Loot boxes are a form of digital slot machines. You can either pay for a loot box using in-game currency or pay for them using premium currency, which you purchase with real money. When you have purchased a loot box, you’ll then be gifted a random reward based on rarity. The higher the rarity of the item in the loot box, the less chance you’ll have of getting duplicates of that same item.
Loot boxes can contain cosmetic items like clothing for your character, weapon skins and even weapons themselves. Bear in mind that game developers will deliberately make the odds way out of your favour for the rarest of items.
Loot boxes and gambling
Loot boxes are specifically designed to exploit players into spending a lot of money, and many gamers equate them to straight up gambling.
If you look up the definition of gambling, you get these two definitions:
- “Play games of chance for money; bet.”
- “Take risky action in the hope of a desired result.”
Gamers who say that loot boxes are a form of gambling aren’t wrong. By the definition of gambling, you are taking a risk of getting a desired result – which would be the intended reward you want from a loot box. Most of the time you are spending real world money for the chance (or betting) on getting something you want. However, despite loot boxes being the literal definition of gambling, many countries’ gambling legislations are outdated, so they do not include the use of loot boxes. As a result, loot boxes are legally not classed as a form of gambling in most countries.

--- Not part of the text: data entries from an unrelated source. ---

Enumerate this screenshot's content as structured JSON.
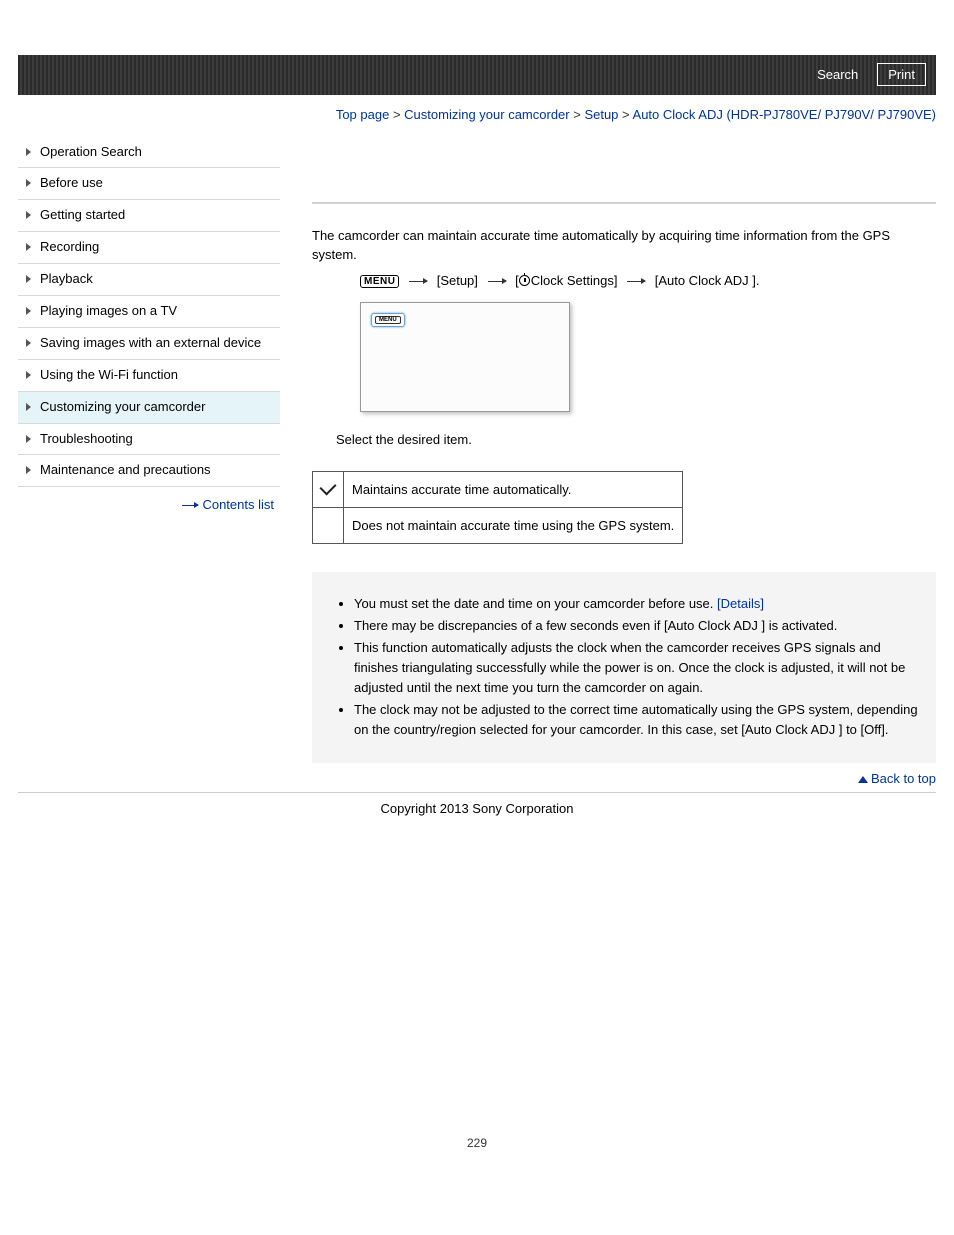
{
  "banner": {
    "search": "Search",
    "print": "Print"
  },
  "breadcrumb": {
    "top": "Top page",
    "section": "Customizing your camcorder",
    "sub": "Setup",
    "current": "Auto Clock ADJ (HDR-PJ780VE/ PJ790V/ PJ790VE)",
    "sep": " > "
  },
  "nav": {
    "items": [
      "Operation Search",
      "Before use",
      "Getting started",
      "Recording",
      "Playback",
      "Playing images on a TV",
      "Saving images with an external device",
      "Using the Wi-Fi function",
      "Customizing your camcorder",
      "Troubleshooting",
      "Maintenance and precautions"
    ],
    "active_index": 8,
    "contents_list": "Contents list"
  },
  "content": {
    "intro": "The camcorder can maintain accurate time automatically by acquiring time information from the GPS system.",
    "menu_label": "MENU",
    "path_setup": " [Setup] ",
    "path_clock": "Clock Settings] ",
    "path_item": " [Auto Clock ADJ ].",
    "bracket_open": " [",
    "mini_menu": "MENU",
    "instruction": "Select the desired item.",
    "table": {
      "row1": "Maintains accurate time automatically.",
      "row2": "Does not maintain accurate time using the GPS system."
    },
    "notes": {
      "n1_pre": "You must set the date and time on your camcorder before use. ",
      "n1_link": "[Details]",
      "n2": "There may be discrepancies of a few seconds even if [Auto Clock ADJ ] is activated.",
      "n3": "This function automatically adjusts the clock when the camcorder receives GPS signals and finishes triangulating successfully while the power is on. Once the clock is adjusted, it will not be adjusted until the next time you turn the camcorder on again.",
      "n4": "The clock may not be adjusted to the correct time automatically using the GPS system, depending on the country/region selected for your camcorder. In this case, set [Auto Clock ADJ ] to [Off]."
    },
    "back_to_top": "Back to top"
  },
  "footer": {
    "copyright": "Copyright 2013 Sony Corporation",
    "page_number": "229"
  }
}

They exploit people for profit
Game publishers love money and loot boxes are the easiest way to get a continuous stream of income. As players want a specific reward from a loot box, most will continue to purchase them until they get that desired reward. As the odds are never in the players favour, it can take hundreds of loot box purchases before they get a good reward. This can rack up millions of pounds for publishers over the life span of the game.

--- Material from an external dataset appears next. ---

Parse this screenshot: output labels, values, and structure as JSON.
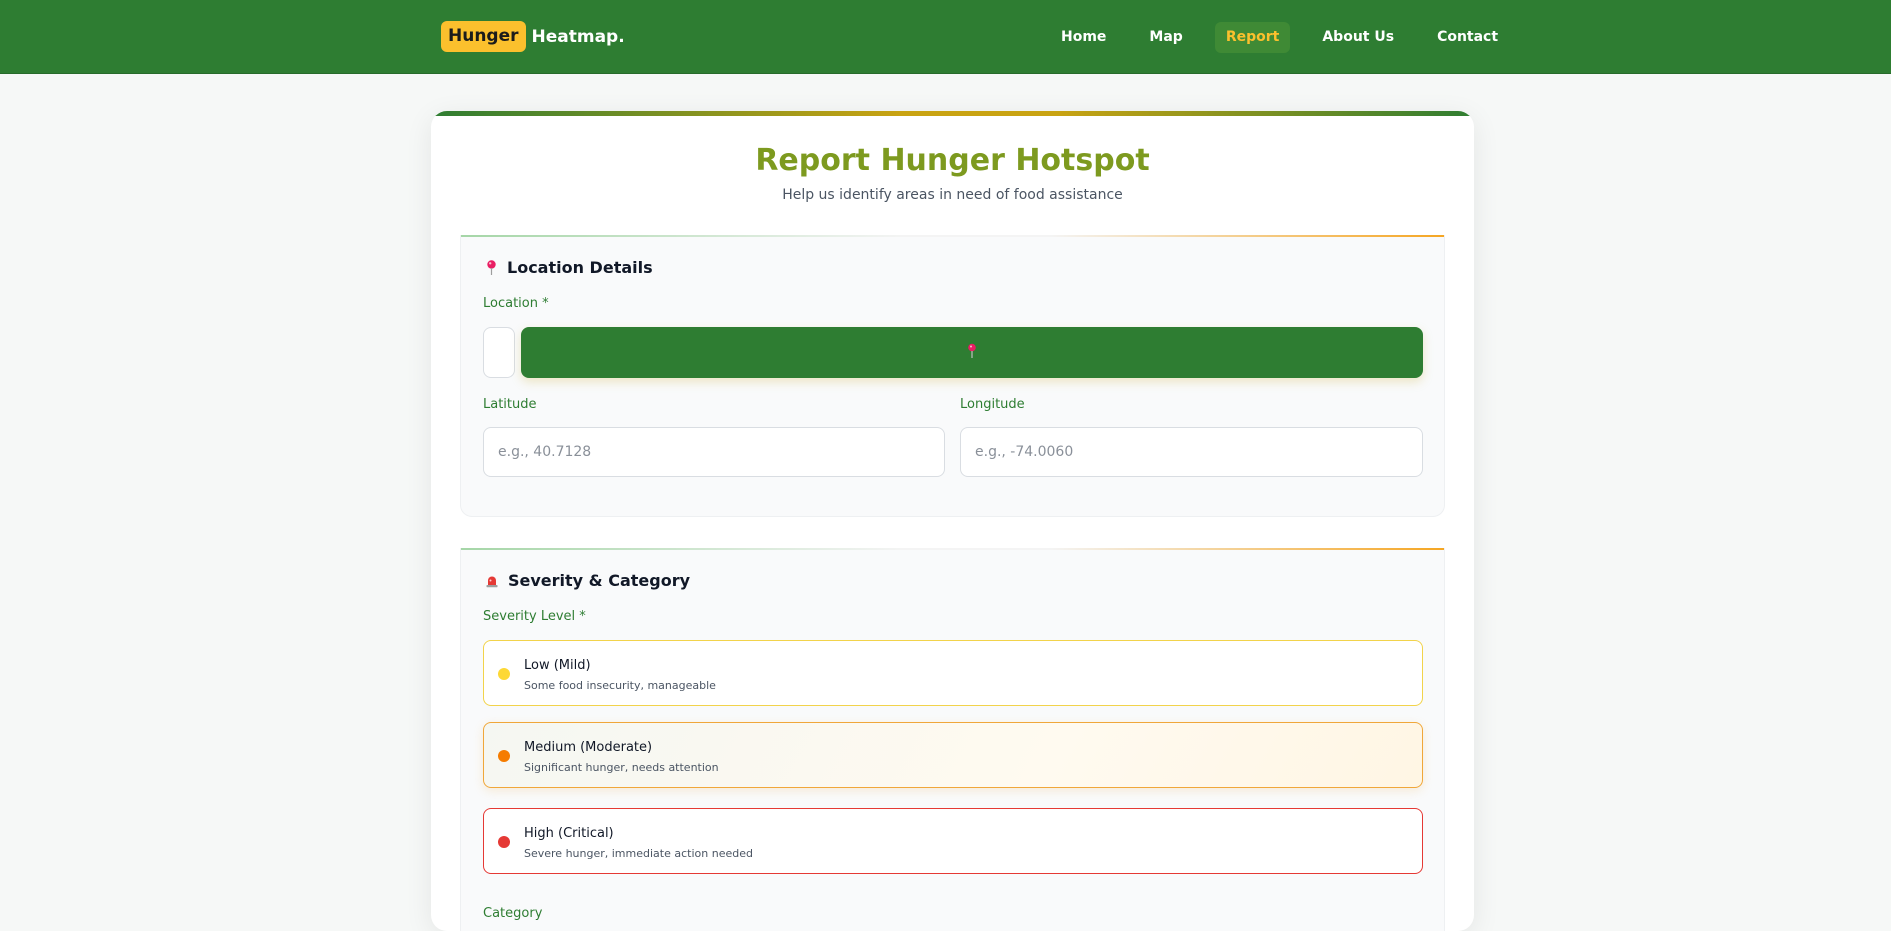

An example of overspending was when a man from the UK ended up spending over $10,000 in card packs on both FIFA 17 and FIFA 18 Ultimate Team modes. He ultimately ended up regretting spending that amount of money and realised it was “not worth it.”
The type of skin you have can also be some form of status symbol – especially when it comes to school children. Research shows that many children are being bullied and harassed into spending lots of money – usually their parent’s money, for not having the best legendary skins in the video game they are playing. As younger players don’t fully grasp the value of real-world money, they tend to spend a lot more of it on video games, whilst not realising the effects it can have on their mental health and lives.
The controversy that changed the opinions of loot boxes
In late 2017, Star Wars Battlefront II’s controversial use of loot boxes for progression in the game made many gamers angry. There was a world-wide outrage over the fact that the loot box system made the game pay-to-win, which lead to EA’s infamous “sense of pride and accomplishment” response to fans on the Star Wars Battlefront subreddit. Now the most downvoted comment in Reddit history, the response EA gave to fans certainly added fuel to the flames to get Governments around the world listening.
Soon after the Battlefront II loot box controversy arose, EA decided to suspend all in-game purchases. There was so much backlash around how the loot boxes were implemented, Belgium’s gambling authority decided to look into how loot boxes work. They concluded that loot boxes in video games do fit the legal definition of gambling, as they combine “money and addiction” with a game of chance. Belgium’s gambling authority then declared loot boxes illegal under their gambling laws.
In 2019, the UK Parliament’s Digital, Culture, Media, and Sport Committee launched an inquiry into “addictive and immersive technologies”, where they investigated the effects of loot boxes in video games. Representatives from Epic Games and Electronic Arts were called to hear evidence from the inquiry. The representatives of both companies defended the use of loot boxes in game, with EA’s Kerry Hopkins calling loot boxes “surprise mechanics” and even compared them to Kinder Eggs. She also said they were “quite ethical and quite fun” for players – which was memed all over the internet.
In the present day, loot boxes have shifted from being included in most games to pretty much being in no games in the triple A market. It’s far too risky nowadays for game developers and publishers to include them in their monetisation systems. With more countries looking into changing gambling laws, loot boxes have become a reliability legally and it’s something not worth taking a chance on. In most cases, they have instead been replaced with a direct purchase system where the player can buy the item they desire.
Despite this, loot boxes have not completely disappeared from the gaming industry just yet. The greedy monetisation scheme still plagues many mobile games, where people still spend thousands of pounds for rewards. It’ll only be a matter of time before Governments change legislation to get rid of them entirely or at least regulate them to reduce the harm they can bring.